围绕轨道人工智能数据中心的争论取决于成本曲线是否足够快地下移,而地面替代方案正变得更难建设:今年将投产的全球新增容量中有30%-50%可能延迟,高于2025年的26%。在这种压力下,SpaceX与xAI已瞄准一个最多由100万颗卫星组成的轨道设施,但按今天的价格,把载荷送入轨道仍需约1,500美元/千克(猎鹰重型)或3,400美元/千克(猎鹰9号),尽管SpaceX的内部成本约为这些价格的25%。
以1GW、运行五年为基准,麦卡利普的模型估算地面数据中心成本为159亿美元,而轨道版本在500美元/千克发射成本、37W/千克比功率、22美元/W卫星成本和98%日照轨道的条件下为511亿美元,另加双方都需要的150亿-300亿美元GPU成本。若改用Starcloud更乐观但并非离谱的假设,即70W/千克和5美元/W,轨道成本降至167亿美元,仅比地面高5%;若发射成本进一步降至200美元/千克,则降至121亿美元,若GPU年故障率从9%降至5%,则可进一步降至111亿美元。
可行性现在取决于少数关键未知数,而不是单一的物理障碍:Starcloud-1已在轨运行一块英伟达H100,训练NanoGPT并运行Gemma,结果表明GPU在太空中的表现好于预期,尽管该卫星因过热无法全天候运行。接下来的检验点是Starcloud-2的散热器,它据称将成为商业航天中最大的可展开散热器,单位千克散热能力是国际空间站散热器的10倍,以及计划于3月进行的Starship第12次试飞,因为完全可重复使用是把发射价格压到100-200美元/千克、从而使轨道数据中心在经济上可能胜出的核心。

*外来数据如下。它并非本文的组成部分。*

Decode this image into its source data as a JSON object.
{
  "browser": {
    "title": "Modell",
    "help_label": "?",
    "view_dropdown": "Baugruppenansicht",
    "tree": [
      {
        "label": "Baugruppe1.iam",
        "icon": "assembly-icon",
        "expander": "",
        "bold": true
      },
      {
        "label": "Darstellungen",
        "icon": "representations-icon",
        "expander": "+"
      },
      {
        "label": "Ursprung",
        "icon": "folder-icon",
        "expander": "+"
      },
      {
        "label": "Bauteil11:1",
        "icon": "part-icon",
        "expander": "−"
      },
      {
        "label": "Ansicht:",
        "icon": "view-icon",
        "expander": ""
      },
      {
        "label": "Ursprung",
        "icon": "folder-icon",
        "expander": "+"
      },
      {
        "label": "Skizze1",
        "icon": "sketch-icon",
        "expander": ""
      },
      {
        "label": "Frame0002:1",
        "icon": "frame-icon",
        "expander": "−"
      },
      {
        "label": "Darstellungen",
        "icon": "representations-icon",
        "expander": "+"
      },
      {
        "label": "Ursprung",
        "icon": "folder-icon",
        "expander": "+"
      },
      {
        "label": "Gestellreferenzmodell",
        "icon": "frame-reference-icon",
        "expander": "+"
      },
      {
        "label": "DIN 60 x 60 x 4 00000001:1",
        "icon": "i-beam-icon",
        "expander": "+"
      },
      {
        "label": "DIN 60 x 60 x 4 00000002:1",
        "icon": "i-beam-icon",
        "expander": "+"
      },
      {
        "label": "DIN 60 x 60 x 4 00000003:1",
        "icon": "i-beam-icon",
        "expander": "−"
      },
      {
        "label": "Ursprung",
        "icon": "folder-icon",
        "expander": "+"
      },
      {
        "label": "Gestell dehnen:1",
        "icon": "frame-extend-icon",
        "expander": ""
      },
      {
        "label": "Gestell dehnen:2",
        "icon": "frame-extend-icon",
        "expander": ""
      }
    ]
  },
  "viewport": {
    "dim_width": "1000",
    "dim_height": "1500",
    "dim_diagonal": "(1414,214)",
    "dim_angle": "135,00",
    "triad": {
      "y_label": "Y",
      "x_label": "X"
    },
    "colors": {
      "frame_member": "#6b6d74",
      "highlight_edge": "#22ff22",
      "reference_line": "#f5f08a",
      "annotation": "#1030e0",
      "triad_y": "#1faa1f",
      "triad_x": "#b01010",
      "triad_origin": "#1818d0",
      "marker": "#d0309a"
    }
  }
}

The case for orbital AI data centres hinges on whether cost curves can fall fast enough, while terrestrial alternatives are getting harder to build: 30%-50% of global capacity due online this year could be delayed, up from 26% in 2025. Against that backdrop, SpaceX and xAI are targeting an orbital facility of up to 1m satellites, but payloads still cost about $1,500/kg on Falcon Heavy or $3,400/kg on Falcon 9 to reach orbit today, even though SpaceX’s internal cost is about 25% of those prices.

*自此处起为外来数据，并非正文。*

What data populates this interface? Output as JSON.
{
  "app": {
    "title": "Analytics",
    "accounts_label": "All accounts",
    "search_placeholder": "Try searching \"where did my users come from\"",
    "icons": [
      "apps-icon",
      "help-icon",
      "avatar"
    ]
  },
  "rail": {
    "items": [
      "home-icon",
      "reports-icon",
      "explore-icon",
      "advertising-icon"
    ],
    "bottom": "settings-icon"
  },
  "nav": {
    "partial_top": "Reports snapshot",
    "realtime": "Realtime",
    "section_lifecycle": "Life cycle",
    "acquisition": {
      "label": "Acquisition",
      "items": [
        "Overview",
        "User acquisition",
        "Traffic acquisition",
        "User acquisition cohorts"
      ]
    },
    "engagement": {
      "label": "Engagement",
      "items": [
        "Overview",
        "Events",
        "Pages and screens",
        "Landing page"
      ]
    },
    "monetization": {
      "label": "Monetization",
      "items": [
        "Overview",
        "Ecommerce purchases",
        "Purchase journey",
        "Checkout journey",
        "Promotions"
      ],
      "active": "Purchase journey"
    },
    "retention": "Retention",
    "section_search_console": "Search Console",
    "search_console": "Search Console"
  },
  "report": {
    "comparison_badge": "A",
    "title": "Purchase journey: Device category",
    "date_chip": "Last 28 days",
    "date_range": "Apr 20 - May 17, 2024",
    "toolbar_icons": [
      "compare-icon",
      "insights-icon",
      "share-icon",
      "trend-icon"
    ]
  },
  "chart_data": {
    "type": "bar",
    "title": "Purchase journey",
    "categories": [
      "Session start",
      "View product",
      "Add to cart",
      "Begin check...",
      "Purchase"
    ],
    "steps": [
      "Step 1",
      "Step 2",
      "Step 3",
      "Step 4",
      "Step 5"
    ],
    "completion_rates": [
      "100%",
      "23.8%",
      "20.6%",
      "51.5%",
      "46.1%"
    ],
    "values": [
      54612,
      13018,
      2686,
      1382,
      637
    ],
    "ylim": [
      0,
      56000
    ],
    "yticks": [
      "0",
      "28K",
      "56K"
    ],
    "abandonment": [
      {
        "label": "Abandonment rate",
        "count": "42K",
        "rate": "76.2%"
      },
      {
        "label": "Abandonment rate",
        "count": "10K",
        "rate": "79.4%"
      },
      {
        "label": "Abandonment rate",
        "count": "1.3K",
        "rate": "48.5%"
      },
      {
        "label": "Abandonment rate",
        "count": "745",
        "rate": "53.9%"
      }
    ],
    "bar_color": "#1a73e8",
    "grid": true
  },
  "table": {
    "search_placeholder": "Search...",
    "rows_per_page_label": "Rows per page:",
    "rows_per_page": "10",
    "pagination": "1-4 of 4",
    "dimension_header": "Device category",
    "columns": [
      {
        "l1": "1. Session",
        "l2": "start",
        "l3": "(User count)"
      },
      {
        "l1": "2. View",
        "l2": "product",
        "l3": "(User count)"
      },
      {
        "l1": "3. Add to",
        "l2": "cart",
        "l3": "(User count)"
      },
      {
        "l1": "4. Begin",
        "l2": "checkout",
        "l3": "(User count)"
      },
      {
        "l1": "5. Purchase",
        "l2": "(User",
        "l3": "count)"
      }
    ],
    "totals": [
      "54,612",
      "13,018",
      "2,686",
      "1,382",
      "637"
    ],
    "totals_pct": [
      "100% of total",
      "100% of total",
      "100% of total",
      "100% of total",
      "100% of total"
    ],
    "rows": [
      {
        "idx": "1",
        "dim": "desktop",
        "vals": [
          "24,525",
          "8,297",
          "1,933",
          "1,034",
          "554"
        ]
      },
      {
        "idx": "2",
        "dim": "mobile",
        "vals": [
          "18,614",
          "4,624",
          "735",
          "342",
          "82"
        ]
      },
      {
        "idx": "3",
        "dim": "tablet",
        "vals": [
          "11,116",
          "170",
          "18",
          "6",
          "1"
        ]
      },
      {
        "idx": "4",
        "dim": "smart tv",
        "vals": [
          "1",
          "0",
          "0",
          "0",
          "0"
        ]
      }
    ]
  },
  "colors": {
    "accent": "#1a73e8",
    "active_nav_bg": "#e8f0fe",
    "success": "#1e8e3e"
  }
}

For a 1GW facility run over five years, McCalip’s model puts Earth-based cost at $15.9bn versus $51.1bn in orbit under assumptions of $500/kg launch cost, 37W/kg specific power, $22/W satellite cost, and 98% daylight orbits, excluding $15bn-$30bn of GPUs needed in either case. Using Starcloud’s more optimistic but not implausible assumptions of 70W/kg and $5/W cuts orbital cost to $16.7bn, only 5% above Earth, and if launch cost falls to $200/kg it drops to $12.1bn; if annual GPU failure rates fall from 9% to 5%, it falls further to $11.1bn.

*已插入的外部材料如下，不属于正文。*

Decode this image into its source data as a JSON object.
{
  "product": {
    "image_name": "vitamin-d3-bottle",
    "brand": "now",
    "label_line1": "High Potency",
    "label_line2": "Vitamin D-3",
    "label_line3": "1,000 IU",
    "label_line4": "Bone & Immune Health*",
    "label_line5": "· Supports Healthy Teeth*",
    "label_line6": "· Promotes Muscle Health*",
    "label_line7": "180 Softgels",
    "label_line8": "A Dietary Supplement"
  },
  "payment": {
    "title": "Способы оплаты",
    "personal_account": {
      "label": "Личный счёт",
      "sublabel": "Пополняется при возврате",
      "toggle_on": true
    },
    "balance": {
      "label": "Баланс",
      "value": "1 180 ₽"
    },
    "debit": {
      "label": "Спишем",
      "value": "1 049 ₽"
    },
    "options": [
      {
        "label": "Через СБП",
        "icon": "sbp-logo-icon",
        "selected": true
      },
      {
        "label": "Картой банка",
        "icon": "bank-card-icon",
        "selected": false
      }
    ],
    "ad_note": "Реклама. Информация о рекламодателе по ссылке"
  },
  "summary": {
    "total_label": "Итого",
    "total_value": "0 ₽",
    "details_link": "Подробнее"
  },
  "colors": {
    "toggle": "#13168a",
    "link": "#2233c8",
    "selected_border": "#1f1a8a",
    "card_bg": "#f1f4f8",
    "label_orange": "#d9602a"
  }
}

Feasibility now rests on a few critical unknowns rather than a single physical barrier: Starcloud-1 has already flown an Nvidia H100 in orbit, trained NanoGPT, and ran Gemma, suggesting GPUs perform better in space than expected, though the satellite could not operate around the clock because it overheated. The next tests are Starcloud-2’s radiator, claimed to be the largest commercial deployable radiator in space and to deliver 10 times the ISS radiator’s heat dissipation per kilogram, and Starship’s 12th test flight expected in March, because full reusability is the key to pushing launch prices toward $100-$200/kg and making orbital data centres economically competitive.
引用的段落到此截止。